Une information qui a déclenché la polémique en Côte d’Ivoire. La Cour des comptes a révélé que 14 projets financés par des dons n’ont toujours pas démarré. Se posent, dès lors, des questions sur la gestion des fonds publics dans ce pays ouest-africain. Le journal ivoirien Linfodrome reprend que les projets financés sur dons au cours de l’année 2022 ont été exécutés à hauteur de 39 852 795 628 FCFA. Soit un taux d’exécution de 47,4%.

Scandale financier qui implique plusieurs ministères

Seulement, le média ivoirien souligne que ce montant est bien en deçà des 84 116 711 159 FCFA prévus. Selon le rapport de la Cour des comptes, quatorze projets financés sur dons n’ont connu aucun début d’exécution. Lesquels projets sont financés à hauteur de 34 244 907 000 FCFA. Et le média de révéler que ce scandale financier implique plusieurs département ministériels.

Sont concernés : le ministère de l’Éducation nationale et de l’Alphabétisation, le ministère de la Santé, le ministère du Commerce et de la Promotion des PME, de même que le ministère de l’Environnement et du Développement Durable. Le rapport de la Cour des comptes identifie des irrégularités dans les dépenses d’investissement sur financement extérieur en 2022, avec une exécution très éloignée des prévisions.

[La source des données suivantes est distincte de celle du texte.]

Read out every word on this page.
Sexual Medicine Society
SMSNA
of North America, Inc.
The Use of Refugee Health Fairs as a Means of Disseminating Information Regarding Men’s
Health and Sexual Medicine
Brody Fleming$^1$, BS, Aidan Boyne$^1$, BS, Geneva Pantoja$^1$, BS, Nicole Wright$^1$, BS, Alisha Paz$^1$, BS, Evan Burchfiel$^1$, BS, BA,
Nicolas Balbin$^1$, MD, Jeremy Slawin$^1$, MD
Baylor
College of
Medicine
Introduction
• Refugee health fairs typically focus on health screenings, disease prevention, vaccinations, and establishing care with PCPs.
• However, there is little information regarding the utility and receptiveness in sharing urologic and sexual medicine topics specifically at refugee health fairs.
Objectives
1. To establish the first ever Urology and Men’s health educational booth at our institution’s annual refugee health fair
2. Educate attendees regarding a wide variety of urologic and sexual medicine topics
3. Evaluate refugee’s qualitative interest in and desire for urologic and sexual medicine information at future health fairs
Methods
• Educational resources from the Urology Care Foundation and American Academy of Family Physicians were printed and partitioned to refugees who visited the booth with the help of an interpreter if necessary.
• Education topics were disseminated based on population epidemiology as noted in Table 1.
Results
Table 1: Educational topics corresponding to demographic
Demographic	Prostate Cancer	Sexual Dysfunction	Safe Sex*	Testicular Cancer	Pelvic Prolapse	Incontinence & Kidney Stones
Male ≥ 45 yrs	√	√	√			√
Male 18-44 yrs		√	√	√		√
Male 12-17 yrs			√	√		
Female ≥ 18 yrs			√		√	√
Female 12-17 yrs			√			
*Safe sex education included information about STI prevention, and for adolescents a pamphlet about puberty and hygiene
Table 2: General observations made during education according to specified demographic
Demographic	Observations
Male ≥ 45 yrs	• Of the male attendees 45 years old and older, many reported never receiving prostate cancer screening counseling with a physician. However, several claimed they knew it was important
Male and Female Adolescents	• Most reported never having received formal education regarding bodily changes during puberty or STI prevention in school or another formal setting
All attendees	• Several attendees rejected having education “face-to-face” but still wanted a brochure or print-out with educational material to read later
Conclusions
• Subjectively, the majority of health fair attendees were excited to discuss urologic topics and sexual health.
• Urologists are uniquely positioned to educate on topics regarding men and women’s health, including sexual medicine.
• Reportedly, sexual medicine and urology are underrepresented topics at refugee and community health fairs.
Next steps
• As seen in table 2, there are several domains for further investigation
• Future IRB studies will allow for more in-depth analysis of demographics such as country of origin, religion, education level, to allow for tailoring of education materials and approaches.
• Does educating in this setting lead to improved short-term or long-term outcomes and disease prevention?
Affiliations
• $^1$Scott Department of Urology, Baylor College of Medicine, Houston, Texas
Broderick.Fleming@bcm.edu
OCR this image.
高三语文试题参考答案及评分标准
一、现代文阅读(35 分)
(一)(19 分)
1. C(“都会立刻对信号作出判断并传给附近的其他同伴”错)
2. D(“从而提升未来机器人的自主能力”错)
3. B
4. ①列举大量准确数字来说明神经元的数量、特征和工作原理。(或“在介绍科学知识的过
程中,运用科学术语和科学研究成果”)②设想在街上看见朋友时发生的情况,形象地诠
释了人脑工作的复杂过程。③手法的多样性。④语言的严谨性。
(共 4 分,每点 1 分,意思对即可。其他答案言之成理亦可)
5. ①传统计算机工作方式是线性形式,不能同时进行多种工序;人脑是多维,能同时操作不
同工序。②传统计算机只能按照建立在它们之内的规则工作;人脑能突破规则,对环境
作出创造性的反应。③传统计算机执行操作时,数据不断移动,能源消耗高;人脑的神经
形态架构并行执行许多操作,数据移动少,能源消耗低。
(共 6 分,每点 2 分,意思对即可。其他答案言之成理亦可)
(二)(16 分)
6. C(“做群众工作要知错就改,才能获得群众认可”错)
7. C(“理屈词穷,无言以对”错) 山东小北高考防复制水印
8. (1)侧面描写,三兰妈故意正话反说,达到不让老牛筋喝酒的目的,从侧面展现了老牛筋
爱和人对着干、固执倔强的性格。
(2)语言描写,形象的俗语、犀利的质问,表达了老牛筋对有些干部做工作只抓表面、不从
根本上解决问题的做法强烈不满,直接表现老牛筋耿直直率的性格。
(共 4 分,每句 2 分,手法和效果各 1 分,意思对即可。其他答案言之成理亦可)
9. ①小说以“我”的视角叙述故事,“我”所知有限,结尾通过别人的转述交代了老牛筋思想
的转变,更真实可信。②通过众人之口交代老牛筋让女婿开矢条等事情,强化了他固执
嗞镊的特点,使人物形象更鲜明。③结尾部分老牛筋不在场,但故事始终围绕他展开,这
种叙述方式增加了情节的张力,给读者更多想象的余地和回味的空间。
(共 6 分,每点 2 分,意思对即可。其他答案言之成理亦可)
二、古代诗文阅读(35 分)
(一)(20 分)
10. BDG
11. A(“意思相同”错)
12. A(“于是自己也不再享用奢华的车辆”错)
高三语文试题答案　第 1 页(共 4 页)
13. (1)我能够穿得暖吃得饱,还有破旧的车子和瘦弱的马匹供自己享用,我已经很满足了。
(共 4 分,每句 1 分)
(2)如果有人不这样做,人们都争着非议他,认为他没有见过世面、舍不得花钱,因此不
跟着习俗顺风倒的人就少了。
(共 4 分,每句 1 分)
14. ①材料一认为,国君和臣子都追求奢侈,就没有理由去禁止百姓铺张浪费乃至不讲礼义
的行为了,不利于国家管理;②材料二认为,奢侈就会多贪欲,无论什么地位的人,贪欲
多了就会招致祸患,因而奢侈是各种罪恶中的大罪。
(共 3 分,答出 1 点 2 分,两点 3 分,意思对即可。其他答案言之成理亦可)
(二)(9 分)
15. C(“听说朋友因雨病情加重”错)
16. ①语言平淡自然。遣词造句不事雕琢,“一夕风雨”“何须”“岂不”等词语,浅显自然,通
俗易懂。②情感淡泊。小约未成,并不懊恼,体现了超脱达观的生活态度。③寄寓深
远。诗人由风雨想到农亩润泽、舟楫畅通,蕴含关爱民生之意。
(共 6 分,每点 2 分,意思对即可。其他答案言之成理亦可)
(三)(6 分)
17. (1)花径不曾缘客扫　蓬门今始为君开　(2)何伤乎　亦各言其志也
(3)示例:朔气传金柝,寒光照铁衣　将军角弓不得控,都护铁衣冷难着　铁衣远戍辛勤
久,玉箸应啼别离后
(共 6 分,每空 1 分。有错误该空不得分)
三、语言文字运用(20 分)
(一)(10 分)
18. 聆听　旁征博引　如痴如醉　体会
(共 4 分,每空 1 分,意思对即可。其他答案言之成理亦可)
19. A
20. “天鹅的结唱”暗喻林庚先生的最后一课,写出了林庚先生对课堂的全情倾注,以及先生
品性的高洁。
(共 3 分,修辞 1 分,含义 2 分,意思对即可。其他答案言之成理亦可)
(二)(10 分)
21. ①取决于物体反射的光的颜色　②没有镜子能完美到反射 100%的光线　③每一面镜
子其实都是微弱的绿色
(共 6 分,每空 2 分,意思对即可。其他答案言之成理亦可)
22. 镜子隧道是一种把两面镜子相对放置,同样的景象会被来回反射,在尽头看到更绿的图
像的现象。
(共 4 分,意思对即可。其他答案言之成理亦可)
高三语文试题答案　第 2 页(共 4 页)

Transactions directes effectuées par les bailleurs

Suffisant pour que la Cour des comptes exige du ministre ivoirien du Budget et du Portefeuille de l’État des explications sur la non-exécution de ces projets. Ce département ministériel justifie cette situation par les transactions directes effectuées par les bailleurs. Cela n’a pas empêché la FIDHOP (Fondation Internationale des Droits de l’Homme et la vie politique) de réagir de façon énergique.

Dr Boga Sako, président de la FIDHOP, a interpellé le Président Alassane Ouattara et le Premier ministre Robert Beugré Mambé. Il demande une clarification urgente de cette situation préoccupante. D’autant qu’il voit un contraste entre le message de fin d’année du président de la République et les révélations troublantes du rapport de la Cour des comptes. La Cour des comptes de la Côte d’Ivoire pointe assez souvent des irrégularités.

Le ministère ivoirien du Budget interpellé

On se rappelle du Rapport définitif sur l’exécution de la loi de finances en vue du règlement du budget de l’année 2022. Celui-ci condamnait la gestion des ressources publiques du pays. A l’époque, le scandale concernait les frais de passeport et de carte nationale d’identité pour l’année 2022. Des fonds visiblement détournés, puisque les versements sont jugés dérisoires par rapport à l’affluence constante dans les lieux d’enregistrement des passeports et carte d’identité nationale.

Un montant de 792 000 FCFA avait été collecté au titre des droits de timbre sur les deux pièces administratives. Alors qu’il faut payer 5 000 FCFA pour une carte d’identité nationale et 40 000 FCFA pour un passeport. D’ailleurs, la Cour avait demandé des comptes au ministère ivoirien du Budget. La Cour étant convaincue que ces fonds, au lieu d’être reversés dans les caisses de l’État, ont connu une autre destination.